Nous avons aussi fait un rapport sur la situation sécuritaire à Bandiagara que nous avons remis au gouverneur qui était en ce temps Sidi Alassane Touré, qui nous a félicités car nous avons été les seuls à faire un rapport sur la sécurité parmi toutes les mairies des 8 cercles de la région.
R.R : Monsieur le Maire, Mohamed Salia Touré, le ministre de l’emploi et de la formation professionnelle, est venu à Bandiagara pour le lancement de la 3e édition de la bourse de l’emploi et de la formation professionnelle. Selon vous, quels profits peuvent tirer les habitants de Bandiagara de cette bourse ?
M.T : Cette bourse est importante car nous, les Dogons, nous ne connaissons que le travail et c’est seulement le travail que nous avons appris, et le ministre lui-même sait ça, car ce n’est pas sa première fois de venir ici.
Cette bourse profite beaucoup aux jeunes et même à la mairie. Car quand ils ouvriront leurs ateliers, la mairie en profitera parce qu’ils vont payer des taxes et impôts. En plus, ces jeunes pourront prendre leur famille en charge à travers cette bourse.
R.R : Monsieur le Maire, comment se présente la situation de la maladie à coronavirus à Bandiagara ?
MT : Moi-même je suis dans le comité Covid du cercle de Bandiagara et c’est moi qui représente notre mairie dans ce comité. La mairie a joué un grand rôle dans la lutte contre la Covid. Au début, ce sont les membres du comité Covid qui ont cotisé, plus une ONG qui a aussi donné 10000 euros pour acheter des kits. Depuis que cette pandémie est arrivée au Mali, il n’y a eu qu’un cas dans la commune de Bandiagara et sa prise en charge a été faite dans le grand hôpital de Bandiagara.

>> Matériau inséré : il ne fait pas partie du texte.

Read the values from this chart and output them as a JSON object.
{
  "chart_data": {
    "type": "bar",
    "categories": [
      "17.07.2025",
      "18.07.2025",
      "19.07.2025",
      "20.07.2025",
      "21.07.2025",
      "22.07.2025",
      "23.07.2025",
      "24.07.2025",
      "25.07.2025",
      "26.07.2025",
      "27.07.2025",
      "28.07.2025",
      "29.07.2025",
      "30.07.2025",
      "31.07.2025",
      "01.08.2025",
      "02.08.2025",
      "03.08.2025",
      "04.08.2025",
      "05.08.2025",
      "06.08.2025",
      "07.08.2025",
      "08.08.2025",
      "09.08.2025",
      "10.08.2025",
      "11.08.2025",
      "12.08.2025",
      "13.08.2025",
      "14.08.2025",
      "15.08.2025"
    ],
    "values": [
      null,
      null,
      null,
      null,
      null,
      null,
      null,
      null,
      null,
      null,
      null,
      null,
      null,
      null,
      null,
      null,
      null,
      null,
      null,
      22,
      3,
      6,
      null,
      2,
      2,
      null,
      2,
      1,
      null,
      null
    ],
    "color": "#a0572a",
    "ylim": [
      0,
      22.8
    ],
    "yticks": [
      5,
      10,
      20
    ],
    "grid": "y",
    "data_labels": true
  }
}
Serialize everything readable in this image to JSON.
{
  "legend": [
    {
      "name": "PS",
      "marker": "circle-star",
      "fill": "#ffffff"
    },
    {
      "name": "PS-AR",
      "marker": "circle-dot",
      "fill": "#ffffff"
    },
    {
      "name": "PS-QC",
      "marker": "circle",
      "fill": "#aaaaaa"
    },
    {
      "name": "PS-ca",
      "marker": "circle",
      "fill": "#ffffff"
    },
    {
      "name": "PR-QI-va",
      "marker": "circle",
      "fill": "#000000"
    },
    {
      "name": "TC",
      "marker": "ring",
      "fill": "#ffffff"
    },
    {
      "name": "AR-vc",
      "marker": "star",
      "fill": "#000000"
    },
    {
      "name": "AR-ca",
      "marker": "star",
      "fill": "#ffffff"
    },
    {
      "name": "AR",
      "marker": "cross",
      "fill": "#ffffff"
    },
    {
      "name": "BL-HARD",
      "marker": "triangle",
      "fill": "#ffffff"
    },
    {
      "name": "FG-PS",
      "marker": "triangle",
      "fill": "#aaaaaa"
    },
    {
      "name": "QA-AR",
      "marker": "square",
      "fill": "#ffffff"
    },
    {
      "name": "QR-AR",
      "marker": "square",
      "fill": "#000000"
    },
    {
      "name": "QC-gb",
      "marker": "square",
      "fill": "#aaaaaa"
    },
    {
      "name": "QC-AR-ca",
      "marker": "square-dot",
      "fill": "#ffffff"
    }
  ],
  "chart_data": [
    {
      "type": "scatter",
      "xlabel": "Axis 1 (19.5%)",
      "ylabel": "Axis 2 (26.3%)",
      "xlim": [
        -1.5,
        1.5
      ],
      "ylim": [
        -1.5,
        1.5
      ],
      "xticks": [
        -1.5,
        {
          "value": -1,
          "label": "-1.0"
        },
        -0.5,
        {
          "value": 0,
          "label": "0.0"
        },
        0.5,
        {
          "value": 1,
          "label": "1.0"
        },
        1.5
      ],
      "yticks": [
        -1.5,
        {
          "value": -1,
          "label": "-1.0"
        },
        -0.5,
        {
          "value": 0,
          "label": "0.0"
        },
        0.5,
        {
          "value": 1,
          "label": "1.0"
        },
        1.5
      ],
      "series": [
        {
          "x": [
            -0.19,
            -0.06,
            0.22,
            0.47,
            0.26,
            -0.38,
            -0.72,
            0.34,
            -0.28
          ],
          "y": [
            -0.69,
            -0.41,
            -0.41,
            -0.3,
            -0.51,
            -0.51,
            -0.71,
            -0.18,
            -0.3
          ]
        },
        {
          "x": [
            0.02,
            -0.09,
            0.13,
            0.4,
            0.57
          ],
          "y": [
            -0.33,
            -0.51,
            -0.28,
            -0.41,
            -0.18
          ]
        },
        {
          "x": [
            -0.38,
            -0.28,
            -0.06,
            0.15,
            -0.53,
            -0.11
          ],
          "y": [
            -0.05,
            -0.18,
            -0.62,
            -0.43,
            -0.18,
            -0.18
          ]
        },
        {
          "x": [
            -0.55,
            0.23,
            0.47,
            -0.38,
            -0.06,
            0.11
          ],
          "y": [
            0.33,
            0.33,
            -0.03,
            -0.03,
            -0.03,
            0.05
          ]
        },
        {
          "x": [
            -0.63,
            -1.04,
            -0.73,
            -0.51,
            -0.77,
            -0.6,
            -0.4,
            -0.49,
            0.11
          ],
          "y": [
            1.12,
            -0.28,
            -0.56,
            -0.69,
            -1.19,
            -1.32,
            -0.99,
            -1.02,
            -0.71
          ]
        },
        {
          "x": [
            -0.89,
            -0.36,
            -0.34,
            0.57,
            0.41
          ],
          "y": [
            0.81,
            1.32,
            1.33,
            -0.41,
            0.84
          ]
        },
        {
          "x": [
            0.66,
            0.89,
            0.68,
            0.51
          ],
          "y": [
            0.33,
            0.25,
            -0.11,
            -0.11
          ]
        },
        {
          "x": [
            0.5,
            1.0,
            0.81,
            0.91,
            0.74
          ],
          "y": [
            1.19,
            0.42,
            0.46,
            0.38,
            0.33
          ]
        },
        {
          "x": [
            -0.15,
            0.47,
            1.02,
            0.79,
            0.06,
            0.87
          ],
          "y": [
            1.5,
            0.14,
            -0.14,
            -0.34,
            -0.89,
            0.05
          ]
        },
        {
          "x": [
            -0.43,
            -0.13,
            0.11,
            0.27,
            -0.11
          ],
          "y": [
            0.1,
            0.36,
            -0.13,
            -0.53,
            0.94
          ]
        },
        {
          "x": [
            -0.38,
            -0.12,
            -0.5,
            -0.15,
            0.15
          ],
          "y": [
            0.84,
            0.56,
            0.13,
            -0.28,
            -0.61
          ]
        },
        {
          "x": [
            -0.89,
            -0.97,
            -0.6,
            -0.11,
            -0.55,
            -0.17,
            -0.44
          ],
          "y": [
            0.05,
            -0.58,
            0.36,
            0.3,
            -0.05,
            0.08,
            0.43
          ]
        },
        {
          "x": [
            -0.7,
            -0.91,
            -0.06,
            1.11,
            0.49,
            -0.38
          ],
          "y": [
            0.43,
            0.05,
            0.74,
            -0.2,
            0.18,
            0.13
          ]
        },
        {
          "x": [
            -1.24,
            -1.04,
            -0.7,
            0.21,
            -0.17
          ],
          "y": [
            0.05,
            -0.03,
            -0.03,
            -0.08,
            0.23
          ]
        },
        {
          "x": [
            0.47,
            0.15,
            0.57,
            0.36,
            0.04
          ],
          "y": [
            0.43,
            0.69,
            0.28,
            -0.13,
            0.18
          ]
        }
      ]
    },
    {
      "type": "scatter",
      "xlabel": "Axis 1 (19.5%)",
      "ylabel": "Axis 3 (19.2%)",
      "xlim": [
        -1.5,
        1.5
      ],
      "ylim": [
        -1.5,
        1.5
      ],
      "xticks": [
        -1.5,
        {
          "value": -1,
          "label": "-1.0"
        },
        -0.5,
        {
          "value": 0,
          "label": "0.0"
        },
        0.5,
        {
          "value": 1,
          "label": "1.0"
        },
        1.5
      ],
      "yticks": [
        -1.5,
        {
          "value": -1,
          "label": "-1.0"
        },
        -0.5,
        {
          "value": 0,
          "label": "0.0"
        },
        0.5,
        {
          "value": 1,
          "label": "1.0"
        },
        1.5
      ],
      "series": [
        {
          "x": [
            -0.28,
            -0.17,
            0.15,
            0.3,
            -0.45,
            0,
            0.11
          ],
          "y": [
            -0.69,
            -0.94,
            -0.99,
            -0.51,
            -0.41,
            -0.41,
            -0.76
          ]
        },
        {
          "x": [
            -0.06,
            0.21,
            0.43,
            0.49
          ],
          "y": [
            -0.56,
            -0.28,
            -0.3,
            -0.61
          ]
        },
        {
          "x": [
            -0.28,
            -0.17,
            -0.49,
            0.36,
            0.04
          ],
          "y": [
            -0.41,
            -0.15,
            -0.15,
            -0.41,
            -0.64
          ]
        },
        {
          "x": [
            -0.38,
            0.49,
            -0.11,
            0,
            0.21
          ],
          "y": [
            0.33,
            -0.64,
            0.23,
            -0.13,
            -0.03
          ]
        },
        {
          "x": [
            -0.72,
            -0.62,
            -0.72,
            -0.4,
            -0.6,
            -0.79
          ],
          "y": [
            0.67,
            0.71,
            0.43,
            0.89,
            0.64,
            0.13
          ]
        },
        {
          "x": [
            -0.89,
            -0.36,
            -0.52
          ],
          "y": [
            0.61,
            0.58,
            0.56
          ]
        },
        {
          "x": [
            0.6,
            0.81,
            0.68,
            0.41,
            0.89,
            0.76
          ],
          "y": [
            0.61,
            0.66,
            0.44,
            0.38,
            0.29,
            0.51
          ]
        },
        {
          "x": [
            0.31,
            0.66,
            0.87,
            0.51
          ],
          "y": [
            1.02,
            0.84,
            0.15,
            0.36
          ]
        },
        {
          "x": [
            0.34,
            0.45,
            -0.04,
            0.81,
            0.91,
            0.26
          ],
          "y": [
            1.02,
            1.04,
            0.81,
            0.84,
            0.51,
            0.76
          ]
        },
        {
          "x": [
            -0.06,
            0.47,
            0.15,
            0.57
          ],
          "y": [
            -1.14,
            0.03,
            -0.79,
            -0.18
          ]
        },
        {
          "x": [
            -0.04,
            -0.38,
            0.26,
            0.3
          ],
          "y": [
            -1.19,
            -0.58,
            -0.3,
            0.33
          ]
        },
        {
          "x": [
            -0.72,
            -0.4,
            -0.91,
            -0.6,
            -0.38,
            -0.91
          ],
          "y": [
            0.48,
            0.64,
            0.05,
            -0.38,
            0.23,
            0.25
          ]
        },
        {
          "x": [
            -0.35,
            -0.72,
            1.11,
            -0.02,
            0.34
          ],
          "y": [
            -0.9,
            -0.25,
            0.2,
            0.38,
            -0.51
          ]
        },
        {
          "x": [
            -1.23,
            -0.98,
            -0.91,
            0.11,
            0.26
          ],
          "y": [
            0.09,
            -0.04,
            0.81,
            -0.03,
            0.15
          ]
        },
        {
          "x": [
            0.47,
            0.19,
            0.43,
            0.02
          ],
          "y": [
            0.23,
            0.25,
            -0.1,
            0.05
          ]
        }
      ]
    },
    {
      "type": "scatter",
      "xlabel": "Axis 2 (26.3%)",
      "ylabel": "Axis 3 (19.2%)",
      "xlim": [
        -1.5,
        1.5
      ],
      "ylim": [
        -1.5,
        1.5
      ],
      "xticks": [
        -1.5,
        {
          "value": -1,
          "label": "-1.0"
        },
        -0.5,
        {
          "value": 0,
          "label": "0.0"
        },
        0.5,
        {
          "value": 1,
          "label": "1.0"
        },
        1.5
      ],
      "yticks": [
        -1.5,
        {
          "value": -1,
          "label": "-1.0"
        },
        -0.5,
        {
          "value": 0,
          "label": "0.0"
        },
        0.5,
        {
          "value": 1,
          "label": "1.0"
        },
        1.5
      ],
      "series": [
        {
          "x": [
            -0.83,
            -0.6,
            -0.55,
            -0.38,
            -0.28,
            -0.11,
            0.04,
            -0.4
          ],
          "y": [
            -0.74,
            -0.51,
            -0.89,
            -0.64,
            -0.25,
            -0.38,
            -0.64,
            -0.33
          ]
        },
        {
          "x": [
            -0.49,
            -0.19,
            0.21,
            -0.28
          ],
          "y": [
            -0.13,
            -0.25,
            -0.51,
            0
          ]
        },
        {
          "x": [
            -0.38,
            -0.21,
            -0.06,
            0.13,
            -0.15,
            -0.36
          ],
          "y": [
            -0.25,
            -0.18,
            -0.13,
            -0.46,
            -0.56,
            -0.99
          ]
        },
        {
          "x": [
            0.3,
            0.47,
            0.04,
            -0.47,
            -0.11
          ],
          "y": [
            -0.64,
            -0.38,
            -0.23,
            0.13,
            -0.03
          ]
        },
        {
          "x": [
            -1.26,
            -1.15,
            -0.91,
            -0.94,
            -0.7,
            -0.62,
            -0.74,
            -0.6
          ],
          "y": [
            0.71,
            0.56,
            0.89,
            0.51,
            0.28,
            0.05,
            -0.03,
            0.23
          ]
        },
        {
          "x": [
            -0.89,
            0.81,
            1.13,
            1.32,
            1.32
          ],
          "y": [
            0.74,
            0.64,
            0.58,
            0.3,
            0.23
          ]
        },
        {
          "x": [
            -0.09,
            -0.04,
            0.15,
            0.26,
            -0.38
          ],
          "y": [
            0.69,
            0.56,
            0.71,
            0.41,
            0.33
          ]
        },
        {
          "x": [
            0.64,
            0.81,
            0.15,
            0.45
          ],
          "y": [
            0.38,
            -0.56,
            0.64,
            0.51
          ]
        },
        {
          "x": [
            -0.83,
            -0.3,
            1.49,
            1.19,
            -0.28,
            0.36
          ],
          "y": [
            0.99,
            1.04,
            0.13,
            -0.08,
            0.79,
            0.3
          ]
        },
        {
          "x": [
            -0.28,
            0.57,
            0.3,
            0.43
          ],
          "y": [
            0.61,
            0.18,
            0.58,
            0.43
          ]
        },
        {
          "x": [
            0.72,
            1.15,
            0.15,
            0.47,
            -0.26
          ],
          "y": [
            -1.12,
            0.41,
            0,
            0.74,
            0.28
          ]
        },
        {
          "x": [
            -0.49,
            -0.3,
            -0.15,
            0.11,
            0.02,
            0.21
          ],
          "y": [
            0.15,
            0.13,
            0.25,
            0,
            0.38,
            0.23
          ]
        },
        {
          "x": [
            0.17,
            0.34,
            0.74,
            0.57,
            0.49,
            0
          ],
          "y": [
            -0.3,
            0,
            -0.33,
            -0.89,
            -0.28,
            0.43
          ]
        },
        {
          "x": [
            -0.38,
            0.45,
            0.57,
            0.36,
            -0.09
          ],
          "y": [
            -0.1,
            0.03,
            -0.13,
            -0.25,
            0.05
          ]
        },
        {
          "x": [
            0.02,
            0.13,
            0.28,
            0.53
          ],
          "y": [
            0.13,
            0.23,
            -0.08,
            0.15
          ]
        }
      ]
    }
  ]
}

Toutes les associations ainsi que toutes les ONG ici ont donné un coup de main à la mairie dans la lutte contre cette maladie. Nous ne pouvons pas dire que la maladie est finie mais nous avons constaté que la population respecte les mesures barrières car dans chaque famille où on entre, on y un kit de lavage de mains.
Nous avons appris que 50 millions ont été donnés à la région de Mopti, mais Bandiagara n’a même pas reçu un franc de cet argent et je peux le dire haut et fort. Ce sont seulement nos contributions et cotisations qui nous ont permis d’acheter les kits que nous avons. Il y a le gouvernement aussi qui a envoyé des masques qui ont été distribués entre toutes les communes du cercle de Bandiagara.
R.R : Moussa Timbely, l’interview touche à sa fin, alors quel est votre dernier message ?
M.T : Pour mon dernier message, je salue tout d’abord Radio Rempart qui me permet de partager ce qui se passe à Bandiagara avec l’opinion nationale et internationale. S’il faut évoquer tous les problèmes que nous vivons ici, on va faire toute la nuit là-dessus.
Actuellement, les attaques sont en tout cas rares car depuis le 13 novembre 2020, il n’y a pas eu d’attaque. Mais malgré cela, nous vivons tous la peur au ventre en empruntant la route de Mopti. Pour se rendre à Mopti, on se procure de tout ce qui peut nous servir de protection : les fétiches, les formules magiques, etc.